My Very First Memories
posted November 28, 2008 - 8:22pmWell, since reading kleinfranken's byte on their first memory of school , I couldn't stop thinking about my earliest memories; -
The first one I have is of a garden. It was huge and yellow. I remember feeling slightly offended that my elder brother and sister were allowed to go to this garden up the street to play and I wasn't. I mean, this garden was full of sand. At the time, I felt that sand was a very exciting thing to play in, adventurous even. I saw nothing wrong in leaving my house to follow my siblings (without their knowledge) all the way along one whole street. Once there, I remember seeing many children playing in the sand; in all, about six. I remember my siblings being surprised to see me there and a little while later, I remember my mother coming to the sand garden all fretful and calling my name.
Turns out I was 2 years old and had run off down the street to play with the other kids in the garden of a house that was being renovated, garden and all.
My Second memory is of a great big red van that my aunt drove. She had it because she ran a kind of door to door sales thing. I remember sitting in the front seat whilst my mum stood on the pavement. The window was wound down and I was really pleased because my aunt (she owned the van) and I were going to the shops!
My mother exclaimed through the open window that she would miss me and she mock-wept. I remember saying, "So why don't you come with us then?"
Word for word, I could swear, that's what I said.
When I asked my mother about this particular memory, she said I was two years old and everything about that particular memory was true, except for the fact that I spoke. I would swear anything that I spoke those words, yet I was only two years old; I was apparently, still speaking semi-gibberish at that age.
Yet, even before that, I had conscious memories; -
I remember being quite little and my mother and father took me somewhere really white. We waited for a little bit and then I was taken to a room that seemed mostly made of glass.
There were lots of people (now, I'd say about four). Everything was white and big.
The four people crowded 'round me. They had small, white masks 'round their mouths which were held in place by thin strands of material wrapped around their ears. The thin coats that they wore had no marks on them at all.
I started to cry as my folks left the giant, white, half glass room. I saw them leave through the door and walk along the corridor. They stopped to look at me through the window/wall. I was bawling my eyes out as I lay there on a small, white bed and the only thing I could think was "why are they smiling and waving when I'm lying here, crying, and obviously frightened. Where are they going? They're not going to come back, are they? Oh no! Who are these strange white, no-mouthed people?! Why are they crowding 'round me?"
Again, I had to ask my mother about this one;
She said I had some kidney problems when I was two years old (I have no idea what they were; she won't say) and that I had to go into hospital for a couple of days. She then went on to describe my memory. Apparently the no-mouthed people were doctors and nurses that were prepping me for my brief stay in hospital and my parents were smiling and waving as they left in an attempt to cheer me up and make everything seem okay.
My fourth memory is of getting my ears pierced. Again, I was about two and half years old; -
There was a small grey street with a great wall running along one side. There were a couple of small shops and it was one of these shops that my mother, my sister (ten years older than me) and myself went into.

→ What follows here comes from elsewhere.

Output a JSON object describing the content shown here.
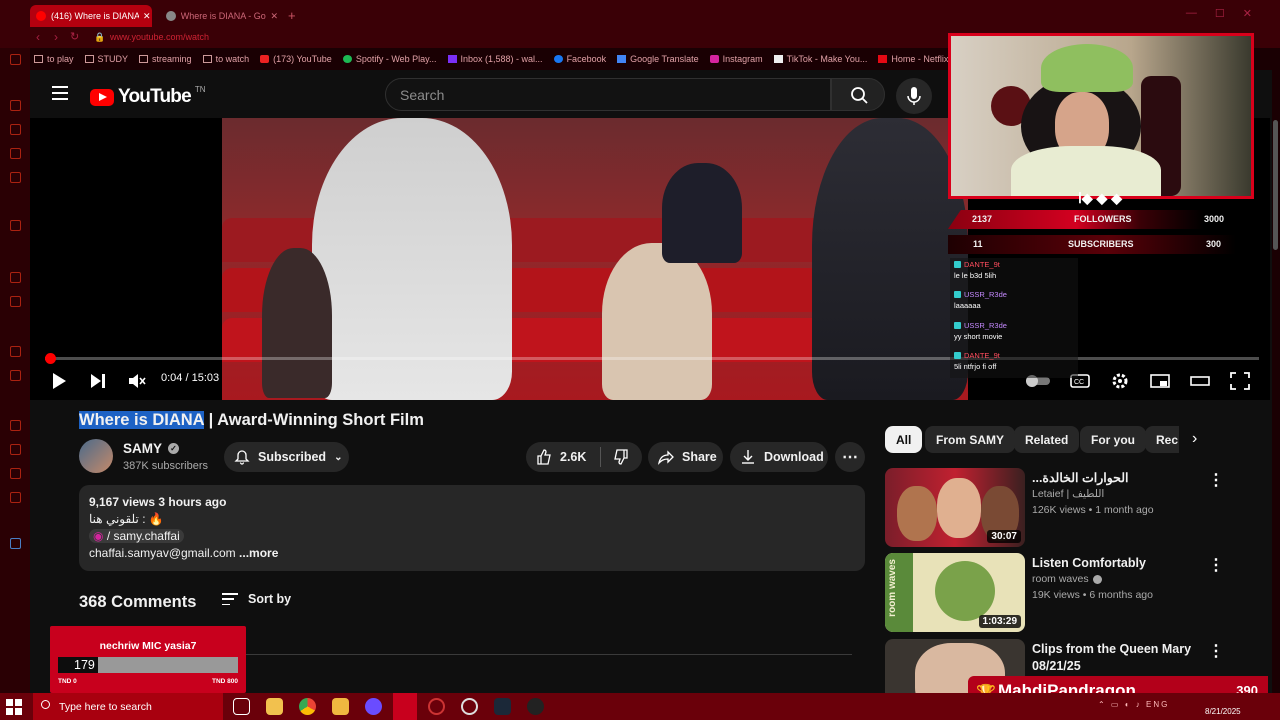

I remember there being another woman there and she said I should sit on a specific chair situated right in front of her. My sister and my mum each held one of my hands and told me that I was going to get my ears pierced just like a 'big girl' - like my 12 year old sister.
I don't really remember much after that except for being mildly yet briefly upset at the pain; - nobody had bothered to explain the concept of pain to a two year old but I swear, from experience, even very young children know exactly what's going on and can understand what adults are saying.